The assessment is said to have been among the first U.S. government efforts to seriously explore the hypothesis that the virus leaked from China’s Wuhan Institute of Virology along with the dominant hypothesis that the virus spread naturally from animals to humans. Although some prominent scientists have called for a fuller probe of the lab hypothesis in recent months, many scientists still insist a natural spillover remains the most likely explanation.
China’s government has repeatedly denied that the virus escaped from a Chinese laboratory and said it is cooperating fully with international efforts to find the pandemic’s origins. Many scientists and officials from other countries dispute that Beijing has provided sufficient access and transparency in the investigation. The Wuhan Institute of Virology has also denied that the virus leaked from its facilities and said that none of its staff have tested positive for Covid-19.
One person who read the document, which is dated May 27, 2020, said it made a strong case for further inquiry into the possibility the virus seeped out of the lab.
The study also had a major influence on the State Department’s probe into Covid-19’s origins. State Department officials received the study in late October 2020 and asked for more information, according to a timeline by the agency’s arms control and verification bureau, which was reviewed by The Wall Street Journal.
The study was important because it came from a respected national laboratory and differed from the dominant view in spring 2020 that the virus almost certainly was first transmitted to humans via an infected animal, a former official involved in the State Department inquiry said.

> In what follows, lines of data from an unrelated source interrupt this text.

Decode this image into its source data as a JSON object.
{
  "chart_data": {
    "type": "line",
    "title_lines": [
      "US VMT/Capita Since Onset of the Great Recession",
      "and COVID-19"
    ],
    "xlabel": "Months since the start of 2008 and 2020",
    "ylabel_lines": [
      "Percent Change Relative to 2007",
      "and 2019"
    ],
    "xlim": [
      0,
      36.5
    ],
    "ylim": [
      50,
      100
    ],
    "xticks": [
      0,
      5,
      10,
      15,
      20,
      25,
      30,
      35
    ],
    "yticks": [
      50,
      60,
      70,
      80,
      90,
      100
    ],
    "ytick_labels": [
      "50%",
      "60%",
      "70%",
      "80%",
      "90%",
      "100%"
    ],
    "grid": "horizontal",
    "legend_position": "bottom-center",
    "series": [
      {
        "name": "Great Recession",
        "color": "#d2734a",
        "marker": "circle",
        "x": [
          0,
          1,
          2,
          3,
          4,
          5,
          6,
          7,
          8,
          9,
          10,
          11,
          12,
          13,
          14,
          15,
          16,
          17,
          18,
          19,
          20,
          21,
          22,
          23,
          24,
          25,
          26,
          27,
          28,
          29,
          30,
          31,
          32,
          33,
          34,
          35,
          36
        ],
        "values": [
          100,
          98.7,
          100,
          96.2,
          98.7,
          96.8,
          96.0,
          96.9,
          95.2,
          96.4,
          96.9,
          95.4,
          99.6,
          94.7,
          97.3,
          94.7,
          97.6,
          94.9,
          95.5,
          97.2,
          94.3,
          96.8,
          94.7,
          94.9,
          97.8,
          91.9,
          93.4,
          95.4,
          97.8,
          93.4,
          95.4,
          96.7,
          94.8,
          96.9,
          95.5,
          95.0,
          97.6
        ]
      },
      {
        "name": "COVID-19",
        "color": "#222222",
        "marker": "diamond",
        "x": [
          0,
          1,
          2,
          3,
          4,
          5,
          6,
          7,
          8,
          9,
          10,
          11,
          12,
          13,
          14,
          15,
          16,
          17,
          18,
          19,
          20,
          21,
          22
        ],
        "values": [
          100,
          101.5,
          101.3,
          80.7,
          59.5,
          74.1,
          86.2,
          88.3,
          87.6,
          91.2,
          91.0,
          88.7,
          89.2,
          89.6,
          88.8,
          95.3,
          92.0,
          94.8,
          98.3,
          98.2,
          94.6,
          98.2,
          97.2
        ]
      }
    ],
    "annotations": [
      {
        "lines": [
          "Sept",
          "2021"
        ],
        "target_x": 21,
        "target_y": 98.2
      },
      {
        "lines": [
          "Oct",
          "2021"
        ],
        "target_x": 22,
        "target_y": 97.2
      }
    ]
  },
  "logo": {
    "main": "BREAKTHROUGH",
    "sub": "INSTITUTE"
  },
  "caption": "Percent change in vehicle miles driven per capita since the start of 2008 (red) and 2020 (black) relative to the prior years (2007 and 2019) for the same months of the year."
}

The State Department’s findings, which were vetted by U.S. intelligence agencies, were made public in a Jan. 15 fact sheet that listed a series of circumstantial reasons why the Covid-19 outbreak might have originated as a result of a lab accident. They include the assertion that “the U.S. government has reason to believe that several researchers inside the WIV became sick in autumn 2019” with symptoms that were consistent with Covid-19 or a seasonal flu.
The Journal reported last month that this assertion was based, at least in part, on a U.S. intelligence report, that three WIV researchers became sick enough in November 2019 that they sought hospital care.

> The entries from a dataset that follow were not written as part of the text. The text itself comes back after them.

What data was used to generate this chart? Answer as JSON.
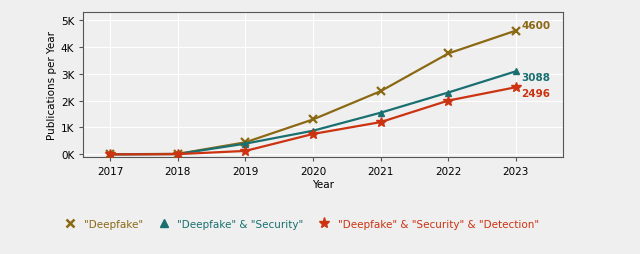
{
  "years": [
    2017,
    2018,
    2019,
    2020,
    2021,
    2022,
    2023
  ],
  "deepfake": [
    5,
    20,
    450,
    1300,
    2350,
    3750,
    4600
  ],
  "deepfake_security": [
    3,
    15,
    400,
    880,
    1550,
    2300,
    3088
  ],
  "deepfake_security_detection": [
    2,
    10,
    130,
    760,
    1200,
    2000,
    2496
  ],
  "color_deepfake": "#8B6914",
  "color_security": "#1A7070",
  "color_detection": "#CC3311",
  "bg_color": "#EFEFEF",
  "ylabel": "Publications per Year",
  "xlabel": "Year",
  "legend_labels": [
    "\"Deepfake\"",
    "\"Deepfake\" & \"Security\"",
    "\"Deepfake\" & \"Security\" & \"Detection\""
  ],
  "end_labels": [
    "4600",
    "3088",
    "2496"
  ],
  "yticks": [
    0,
    1000,
    2000,
    3000,
    4000,
    5000
  ],
  "ytick_labels": [
    "0K",
    "1K",
    "2K",
    "3K",
    "4K",
    "5K"
  ],
  "ylim": [
    -100,
    5300
  ],
  "xlim": [
    2016.6,
    2023.7
  ]
}
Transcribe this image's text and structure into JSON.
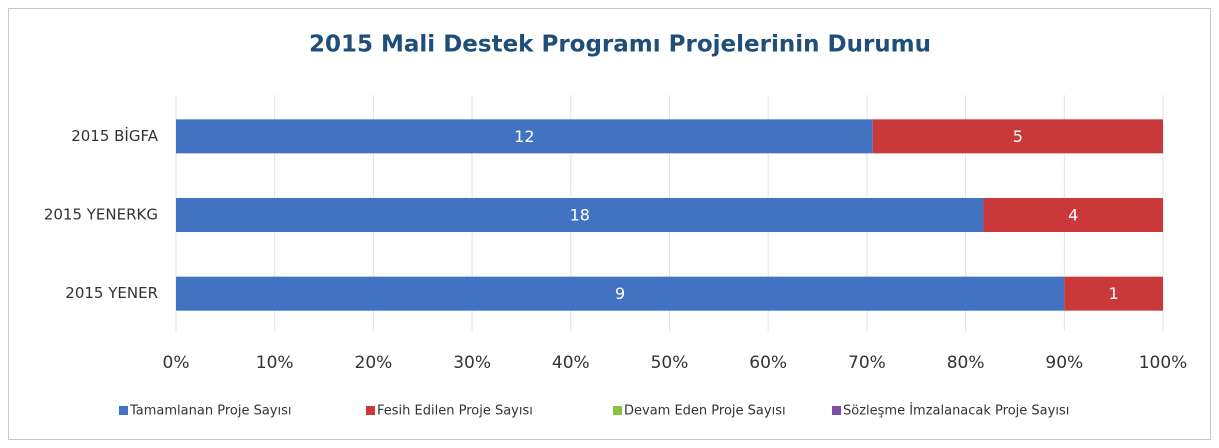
{
  "chart_data": {
    "type": "bar",
    "orientation": "horizontal",
    "stacked": "percent",
    "title": "2015 Mali Destek Programı Projelerinin Durumu",
    "categories": [
      "2015 BİGFA",
      "2015 YENERKG",
      "2015 YENER"
    ],
    "series": [
      {
        "name": "Tamamlanan Proje Sayısı",
        "color": "#4173c2",
        "values": [
          12,
          18,
          9
        ]
      },
      {
        "name": "Fesih Edilen Proje Sayısı",
        "color": "#c9393a",
        "values": [
          5,
          4,
          1
        ]
      },
      {
        "name": "Devam Eden Proje Sayısı",
        "color": "#8dc03f",
        "values": [
          0,
          0,
          0
        ]
      },
      {
        "name": "Sözleşme İmzalanacak Proje Sayısı",
        "color": "#7c50a6",
        "values": [
          0,
          0,
          0
        ]
      }
    ],
    "xlim": [
      0,
      100
    ],
    "xticks": [
      {
        "value": 0,
        "label": "0%"
      },
      {
        "value": 10,
        "label": "10%"
      },
      {
        "value": 20,
        "label": "20%"
      },
      {
        "value": 30,
        "label": "30%"
      },
      {
        "value": 40,
        "label": "40%"
      },
      {
        "value": 50,
        "label": "50%"
      },
      {
        "value": 60,
        "label": "60%"
      },
      {
        "value": 70,
        "label": "70%"
      },
      {
        "value": 80,
        "label": "80%"
      },
      {
        "value": 90,
        "label": "90%"
      },
      {
        "value": 100,
        "label": "100%"
      }
    ],
    "grid": true,
    "legend": "bottom"
  }
}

White House spokeswoman Jen Psaki has said that the information on the three researchers came from a foreign entity and that additional corroboration is needed. Biden administration officials also have noted that the State Department’s Jan. 15 fact sheet acknowledges that the U.S. government doesn’t know precisely where, when and how the virus was first transmitted to humans.

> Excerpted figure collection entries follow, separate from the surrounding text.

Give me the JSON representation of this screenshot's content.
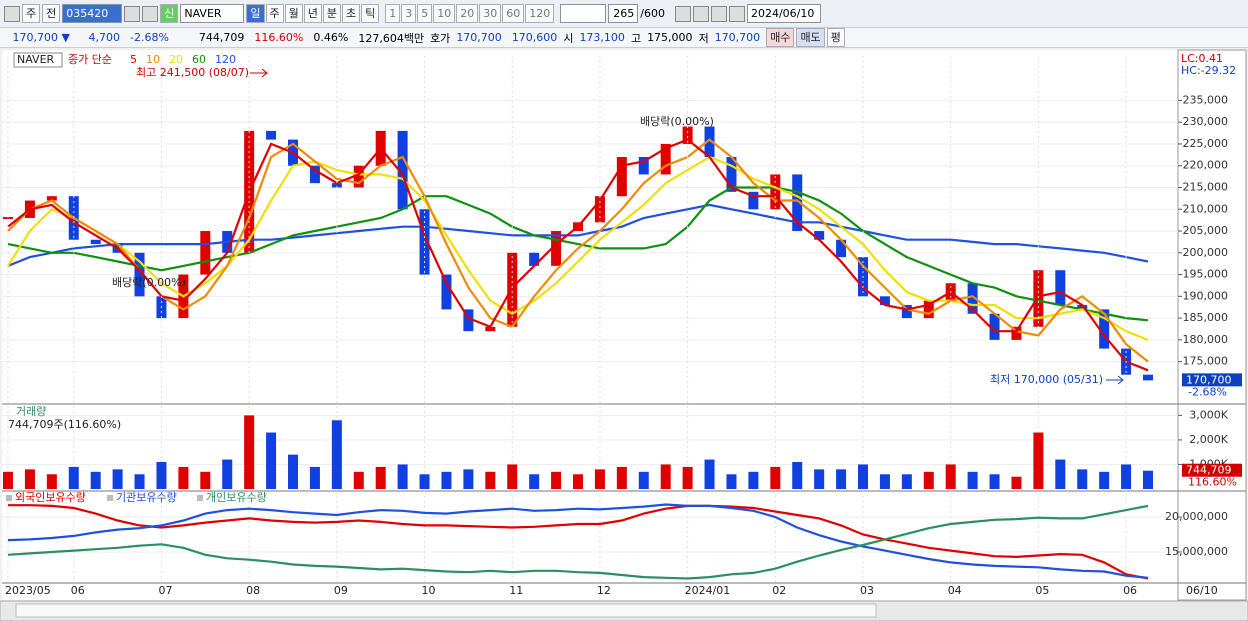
{
  "toolbar": {
    "market": "주",
    "mode": "전",
    "code": "035420",
    "name": "NAVER",
    "new": "신",
    "periods": [
      "일",
      "주",
      "월",
      "년",
      "분",
      "초",
      "틱"
    ],
    "intervals": [
      "1",
      "3",
      "5",
      "10",
      "20",
      "30",
      "60",
      "120"
    ],
    "count": "265",
    "max": "/600",
    "date": "2024/06/10"
  },
  "quote": {
    "price": "170,700 ▼",
    "change": "4,700",
    "change_pct": "-2.68%",
    "volume": "744,709",
    "volume_ratio": "116.60%",
    "turnover": "0.46%",
    "amount": "127,604백만",
    "ask_label": "호가",
    "ask": "170,700",
    "bid": "170,600",
    "open_label": "시",
    "open": "173,100",
    "high_label": "고",
    "high": "175,000",
    "low_label": "저",
    "low": "170,700",
    "buy": "매수",
    "sell": "매도",
    "avg": "평"
  },
  "chart_data": [
    {
      "type": "candlestick",
      "title": "NAVER",
      "legend_label": "종가 단순",
      "up_color": "#e00000",
      "down_color": "#1040e0",
      "categories": [
        "2023/05",
        null,
        null,
        "06",
        null,
        null,
        null,
        "07",
        null,
        null,
        null,
        "08",
        null,
        null,
        null,
        "09",
        null,
        null,
        null,
        "10",
        null,
        null,
        null,
        "11",
        null,
        null,
        null,
        "12",
        null,
        null,
        null,
        "2024/01",
        null,
        null,
        null,
        "02",
        null,
        null,
        null,
        "03",
        null,
        null,
        null,
        "04",
        null,
        null,
        null,
        "05",
        null,
        null,
        null,
        "06",
        null
      ],
      "x_end_label": "06/10",
      "close": [
        208000,
        212000,
        213000,
        203000,
        202000,
        200000,
        190000,
        185000,
        195000,
        205000,
        200000,
        228000,
        226000,
        220000,
        216000,
        215000,
        220000,
        228000,
        210000,
        195000,
        187000,
        182000,
        183000,
        200000,
        197000,
        205000,
        207000,
        213000,
        222000,
        218000,
        225000,
        229000,
        222000,
        214000,
        210000,
        218000,
        205000,
        203000,
        199000,
        190000,
        188000,
        185000,
        189000,
        193000,
        186000,
        180000,
        183000,
        196000,
        188000,
        187000,
        178000,
        172000,
        170700
      ],
      "series": [
        {
          "name": "5",
          "color": "#e00000",
          "values": [
            206000,
            210000,
            211000,
            207000,
            204000,
            201000,
            196000,
            190000,
            189000,
            194000,
            200000,
            214000,
            225000,
            223000,
            219000,
            216000,
            218000,
            224000,
            218000,
            204000,
            193000,
            185000,
            183000,
            192000,
            197000,
            202000,
            206000,
            212000,
            220000,
            221000,
            224000,
            226000,
            222000,
            215000,
            213000,
            213000,
            207000,
            203000,
            198000,
            192000,
            188000,
            187000,
            188000,
            191000,
            187000,
            182000,
            182000,
            190000,
            191000,
            188000,
            181000,
            175000,
            173000
          ]
        },
        {
          "name": "10",
          "color": "#f08a00",
          "values": [
            205000,
            210000,
            212000,
            208000,
            205000,
            202000,
            196000,
            190000,
            187000,
            190000,
            197000,
            208000,
            222000,
            225000,
            221000,
            217000,
            216000,
            220000,
            222000,
            213000,
            202000,
            192000,
            185000,
            183000,
            190000,
            196000,
            201000,
            205000,
            210000,
            216000,
            220000,
            222000,
            226000,
            222000,
            216000,
            212000,
            212000,
            208000,
            203000,
            197000,
            192000,
            187000,
            186000,
            189000,
            190000,
            186000,
            182000,
            181000,
            187000,
            190000,
            186000,
            179000,
            175000
          ]
        },
        {
          "name": "20",
          "color": "#f0e000",
          "values": [
            197000,
            205000,
            210000,
            208000,
            205000,
            202000,
            198000,
            193000,
            190000,
            193000,
            197000,
            203000,
            212000,
            220000,
            221000,
            219000,
            218000,
            218000,
            217000,
            212000,
            204000,
            196000,
            189000,
            186000,
            189000,
            193000,
            198000,
            203000,
            207000,
            211000,
            216000,
            219000,
            222000,
            220000,
            217000,
            215000,
            213000,
            210000,
            206000,
            202000,
            196000,
            191000,
            189000,
            189000,
            188000,
            188000,
            185000,
            185000,
            186000,
            187000,
            185000,
            182000,
            180000
          ]
        },
        {
          "name": "60",
          "color": "#109010",
          "values": [
            202000,
            201000,
            200000,
            200000,
            199000,
            198000,
            197000,
            196000,
            197000,
            198000,
            199000,
            200000,
            202000,
            204000,
            205000,
            206000,
            207000,
            208000,
            210000,
            213000,
            213000,
            211000,
            209000,
            206000,
            204000,
            203000,
            202000,
            201000,
            201000,
            201000,
            202000,
            206000,
            212000,
            215000,
            215000,
            215000,
            214000,
            212000,
            209000,
            205000,
            202000,
            199000,
            197000,
            195000,
            193000,
            192000,
            190000,
            189000,
            188000,
            187000,
            186000,
            185000,
            184500
          ]
        },
        {
          "name": "120",
          "color": "#2050e0",
          "values": [
            197000,
            199000,
            200000,
            201000,
            201500,
            202000,
            202000,
            202000,
            202000,
            202000,
            202500,
            203000,
            203000,
            203500,
            204000,
            204500,
            205000,
            205500,
            206000,
            206000,
            205500,
            205000,
            204500,
            204000,
            204000,
            204000,
            204000,
            205000,
            206000,
            208000,
            209000,
            210000,
            211000,
            210000,
            209000,
            208000,
            207000,
            207000,
            206000,
            205000,
            204000,
            203000,
            203000,
            203000,
            202500,
            202000,
            202000,
            201500,
            201000,
            200500,
            200000,
            199000,
            198000
          ]
        }
      ],
      "ylim": [
        165500,
        245200
      ],
      "yticks": [
        {
          "value": 175000,
          "label": "175,000"
        },
        {
          "value": 180000,
          "label": "180,000"
        },
        {
          "value": 185000,
          "label": "185,000"
        },
        {
          "value": 190000,
          "label": "190,000"
        },
        {
          "value": 195000,
          "label": "195,000"
        },
        {
          "value": 200000,
          "label": "200,000"
        },
        {
          "value": 205000,
          "label": "205,000"
        },
        {
          "value": 210000,
          "label": "210,000"
        },
        {
          "value": 215000,
          "label": "215,000"
        },
        {
          "value": 220000,
          "label": "220,000"
        },
        {
          "value": 225000,
          "label": "225,000"
        },
        {
          "value": 230000,
          "label": "230,000"
        },
        {
          "value": 235000,
          "label": "235,000"
        }
      ],
      "annotations": {
        "high": "최고 241,500 (08/07)",
        "dividend_1": "배당락(0.00%)",
        "dividend_2": "배당락(0.00%)",
        "low": "최저 170,000 (05/31)",
        "lc": "LC:0.41",
        "hc": "HC:-29.32",
        "last_price": "170,700",
        "last_change": "-2.68%"
      }
    },
    {
      "type": "bar",
      "title": "거래량",
      "subtitle": "744,709주(116.60%)",
      "values": [
        700,
        800,
        600,
        900,
        700,
        800,
        600,
        1100,
        900,
        700,
        1200,
        3000,
        2300,
        1400,
        900,
        2800,
        700,
        900,
        1000,
        600,
        700,
        800,
        700,
        1000,
        600,
        700,
        600,
        800,
        900,
        700,
        1000,
        900,
        1200,
        600,
        700,
        900,
        1100,
        800,
        800,
        1000,
        600,
        600,
        700,
        1000,
        700,
        600,
        500,
        2300,
        1200,
        800,
        700,
        1000,
        744.709
      ],
      "ylim": [
        0,
        3300
      ],
      "yticks": [
        {
          "value": 1000,
          "label": "1,000K"
        },
        {
          "value": 2000,
          "label": "2,000K"
        },
        {
          "value": 3000,
          "label": "3,000K"
        }
      ],
      "last_label": "744,709",
      "last_ratio": "116.60%"
    },
    {
      "type": "line",
      "series": [
        {
          "name": "외국인보유수량",
          "color": "#e00000",
          "values": [
            21700000,
            21700000,
            21600000,
            21300000,
            20500000,
            19500000,
            18800000,
            18500000,
            18800000,
            19200000,
            19500000,
            19800000,
            19500000,
            19300000,
            19200000,
            19300000,
            19500000,
            19300000,
            19000000,
            18800000,
            18800000,
            18700000,
            18600000,
            18500000,
            18600000,
            18800000,
            19000000,
            19000000,
            19500000,
            20500000,
            21200000,
            21600000,
            21600000,
            21500000,
            21300000,
            20800000,
            20300000,
            19800000,
            18800000,
            17500000,
            16800000,
            16200000,
            15600000,
            15200000,
            14800000,
            14400000,
            14300000,
            14500000,
            14700000,
            14600000,
            13500000,
            11800000,
            11200000
          ]
        },
        {
          "name": "기관보유수량",
          "color": "#2050e0",
          "values": [
            16700000,
            16800000,
            17000000,
            17300000,
            17800000,
            18200000,
            18400000,
            18800000,
            19500000,
            20500000,
            21000000,
            21200000,
            21000000,
            20700000,
            20500000,
            20300000,
            20700000,
            21000000,
            20900000,
            20600000,
            20500000,
            20800000,
            21000000,
            21200000,
            20900000,
            21000000,
            21200000,
            21100000,
            21300000,
            21500000,
            21800000,
            21600000,
            21600000,
            21300000,
            20900000,
            20000000,
            18500000,
            17400000,
            16500000,
            15800000,
            15200000,
            14600000,
            14000000,
            13500000,
            13200000,
            13000000,
            12900000,
            12800000,
            12500000,
            12300000,
            12200000,
            11600000,
            11300000
          ]
        },
        {
          "name": "개인보유수량",
          "color": "#2a9060",
          "values": [
            14600000,
            14800000,
            15000000,
            15200000,
            15400000,
            15600000,
            15900000,
            16100000,
            15600000,
            14600000,
            14100000,
            13900000,
            13600000,
            13200000,
            13000000,
            12900000,
            12700000,
            12500000,
            12600000,
            12400000,
            12200000,
            12100000,
            12300000,
            12100000,
            12300000,
            12300000,
            12100000,
            12000000,
            11700000,
            11400000,
            11300000,
            11200000,
            11400000,
            11800000,
            12000000,
            12600000,
            13600000,
            14500000,
            15300000,
            16000000,
            16800000,
            17600000,
            18400000,
            19000000,
            19300000,
            19600000,
            19700000,
            19900000,
            19800000,
            19800000,
            20400000,
            21000000,
            21600000
          ]
        }
      ],
      "ylim": [
        10700000,
        23300000
      ],
      "yticks": [
        {
          "value": 15000000,
          "label": "15,000,000"
        },
        {
          "value": 20000000,
          "label": "20,000,000"
        }
      ]
    }
  ]
}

The existence of the Lawrence Livermore study was reported by the Sinclair Broadcast Group last month and was noted in a recent article by Vanity Fair.
In his statement on May 26 calling for a fresh intelligence investigation, Mr. Biden didn’t reference the classified Lawrence Livermore report, but he said that U.S. national laboratories, overseen by the Energy Department, would augment the spy agencies’ work.
After the initial public reports about the Lawrence Livermore study, Republicans on the House Energy and Commerce Committee—who are conducting their own investigations into Covid-19’s origins—wrote the lab’s director, Dr. Kimberly Budil, requesting a classified briefing on the issue.
Secretary of State Antony Blinken said in a recent interview with Axios that was broadcast on HBO Max that the U.S. needs to get to the bottom of what happened to prevent or mitigate the effects of future pandemics.
The Chinese government, he added, hasn’t provided sufficient access or information to advance international probes into Covid-19 origins.
“What the government didn’t do in the early days and still hasn’t done is given us the transparency we need,” Mr. Blinken told Axios.